For the first time in decades, Colombia’s government refused to condemn the United States’ controversial embargo on Cuba.
For more than 25 years, Colombia’s ambassador to the United Nations has always voted in favor in the annual resolution that condemns the embargo that is widely seen as detrimental to the people, rather than the communist government of Cuba.
While 187 of 193 ambassadors voted to reject the embargo at the UN on Thursday, Colombia’s ambassador abstained for the first time since the resolution was first introduced in 1992.
Only the ambassadors of the US, Israel and Brazil voted in favor of the embargo.
The diplomacy shift further isolates the government of Ivan Duque from the rest of Latin America, its European allies and Congress, which rejects the controversial embargo.
Local newspaper El Espectador called the decision “another calculation error” of Foreign Minister Carlos Holmes Trujillo who during his 15 months in office has clashed with traditional allies on multiple occasions.
Last week, the minister barely avoided Colombia becoming a pariah state over his resistance to the UN’s Human Rights Office.
Previously, the Foreign Ministry believed it could limit the freedom of movement of diplomats who want to visit FARC camps.
Maintaining its tradition would have changed nothing to the ties with the United States, a long-time ally.

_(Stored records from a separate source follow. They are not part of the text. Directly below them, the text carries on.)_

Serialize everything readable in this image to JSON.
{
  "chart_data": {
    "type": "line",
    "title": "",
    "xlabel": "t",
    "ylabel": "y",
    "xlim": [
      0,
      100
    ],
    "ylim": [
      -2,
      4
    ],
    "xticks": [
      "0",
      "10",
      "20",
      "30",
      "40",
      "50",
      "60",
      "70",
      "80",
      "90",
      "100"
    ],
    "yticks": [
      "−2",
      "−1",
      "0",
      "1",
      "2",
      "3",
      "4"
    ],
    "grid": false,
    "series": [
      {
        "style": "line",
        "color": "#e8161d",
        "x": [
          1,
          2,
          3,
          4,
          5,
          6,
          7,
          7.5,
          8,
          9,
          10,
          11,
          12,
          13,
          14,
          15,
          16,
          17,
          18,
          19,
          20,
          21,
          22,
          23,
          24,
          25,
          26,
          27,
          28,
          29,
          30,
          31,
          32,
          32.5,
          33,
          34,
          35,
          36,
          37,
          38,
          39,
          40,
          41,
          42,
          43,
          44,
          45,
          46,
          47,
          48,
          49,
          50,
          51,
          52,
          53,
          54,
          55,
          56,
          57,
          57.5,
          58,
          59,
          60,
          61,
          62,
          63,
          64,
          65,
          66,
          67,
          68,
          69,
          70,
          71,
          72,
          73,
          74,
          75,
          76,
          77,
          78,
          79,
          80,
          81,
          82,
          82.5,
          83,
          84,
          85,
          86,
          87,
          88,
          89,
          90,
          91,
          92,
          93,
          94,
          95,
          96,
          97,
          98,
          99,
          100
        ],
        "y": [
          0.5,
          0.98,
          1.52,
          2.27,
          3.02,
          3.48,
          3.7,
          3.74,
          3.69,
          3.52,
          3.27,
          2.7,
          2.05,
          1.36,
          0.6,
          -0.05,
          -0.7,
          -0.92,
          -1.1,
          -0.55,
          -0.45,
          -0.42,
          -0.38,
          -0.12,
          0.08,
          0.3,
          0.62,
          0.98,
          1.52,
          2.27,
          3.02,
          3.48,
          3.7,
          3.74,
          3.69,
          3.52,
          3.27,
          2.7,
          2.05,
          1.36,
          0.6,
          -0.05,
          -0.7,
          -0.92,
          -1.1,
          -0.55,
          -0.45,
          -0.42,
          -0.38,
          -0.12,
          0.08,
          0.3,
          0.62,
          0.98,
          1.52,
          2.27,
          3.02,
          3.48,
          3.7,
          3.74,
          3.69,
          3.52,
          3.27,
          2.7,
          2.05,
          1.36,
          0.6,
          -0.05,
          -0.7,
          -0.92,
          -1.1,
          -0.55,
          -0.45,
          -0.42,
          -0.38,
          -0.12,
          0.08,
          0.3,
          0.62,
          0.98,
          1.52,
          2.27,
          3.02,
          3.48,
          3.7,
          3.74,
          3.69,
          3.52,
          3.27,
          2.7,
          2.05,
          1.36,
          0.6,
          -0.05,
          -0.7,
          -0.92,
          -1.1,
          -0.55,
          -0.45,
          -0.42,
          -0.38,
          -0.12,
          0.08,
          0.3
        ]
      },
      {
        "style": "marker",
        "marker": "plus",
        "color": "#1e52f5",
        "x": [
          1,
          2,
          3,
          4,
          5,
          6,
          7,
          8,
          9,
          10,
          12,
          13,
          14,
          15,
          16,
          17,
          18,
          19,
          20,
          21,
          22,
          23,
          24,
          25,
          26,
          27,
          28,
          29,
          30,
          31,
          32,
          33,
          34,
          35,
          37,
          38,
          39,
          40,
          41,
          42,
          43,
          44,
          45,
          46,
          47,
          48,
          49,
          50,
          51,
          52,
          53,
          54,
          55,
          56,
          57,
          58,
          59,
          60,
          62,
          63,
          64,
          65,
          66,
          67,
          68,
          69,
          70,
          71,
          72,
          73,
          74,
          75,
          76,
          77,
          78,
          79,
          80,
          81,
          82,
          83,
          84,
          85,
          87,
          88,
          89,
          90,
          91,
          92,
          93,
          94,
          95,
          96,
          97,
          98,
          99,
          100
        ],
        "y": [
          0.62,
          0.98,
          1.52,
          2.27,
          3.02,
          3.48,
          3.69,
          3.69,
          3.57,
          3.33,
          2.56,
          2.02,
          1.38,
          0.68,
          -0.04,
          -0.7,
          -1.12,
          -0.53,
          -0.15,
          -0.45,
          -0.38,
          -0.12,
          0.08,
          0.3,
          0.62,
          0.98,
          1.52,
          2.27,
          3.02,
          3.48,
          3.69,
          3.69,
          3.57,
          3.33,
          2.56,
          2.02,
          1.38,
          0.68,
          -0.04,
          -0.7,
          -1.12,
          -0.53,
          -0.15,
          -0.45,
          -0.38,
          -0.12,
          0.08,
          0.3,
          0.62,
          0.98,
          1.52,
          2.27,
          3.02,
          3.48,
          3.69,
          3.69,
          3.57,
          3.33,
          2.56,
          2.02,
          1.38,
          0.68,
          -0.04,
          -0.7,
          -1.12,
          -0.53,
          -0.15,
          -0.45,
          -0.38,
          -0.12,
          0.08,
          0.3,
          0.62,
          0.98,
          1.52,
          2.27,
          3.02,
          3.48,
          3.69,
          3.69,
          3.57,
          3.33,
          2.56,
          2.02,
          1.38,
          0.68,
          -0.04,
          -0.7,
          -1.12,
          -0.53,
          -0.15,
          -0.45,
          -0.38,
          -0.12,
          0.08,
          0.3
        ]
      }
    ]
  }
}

The abstention at the UN also changed nothing to the overwhelming global rejection of the cold-war-era US embargo, it only isolated the administration of President Ivan Duque even further.
Trujillo wants Cuba to extradite the peace negotiators, claiming they were responsible for a terrorist attack in Bogota that killed 22 police cadets.
The island state, however, can’t extradite the peace negotiators, because it would be in violation of international agreements that were made ahead of the talks that began under Duque’s predecessor, Juan Manuel Santos.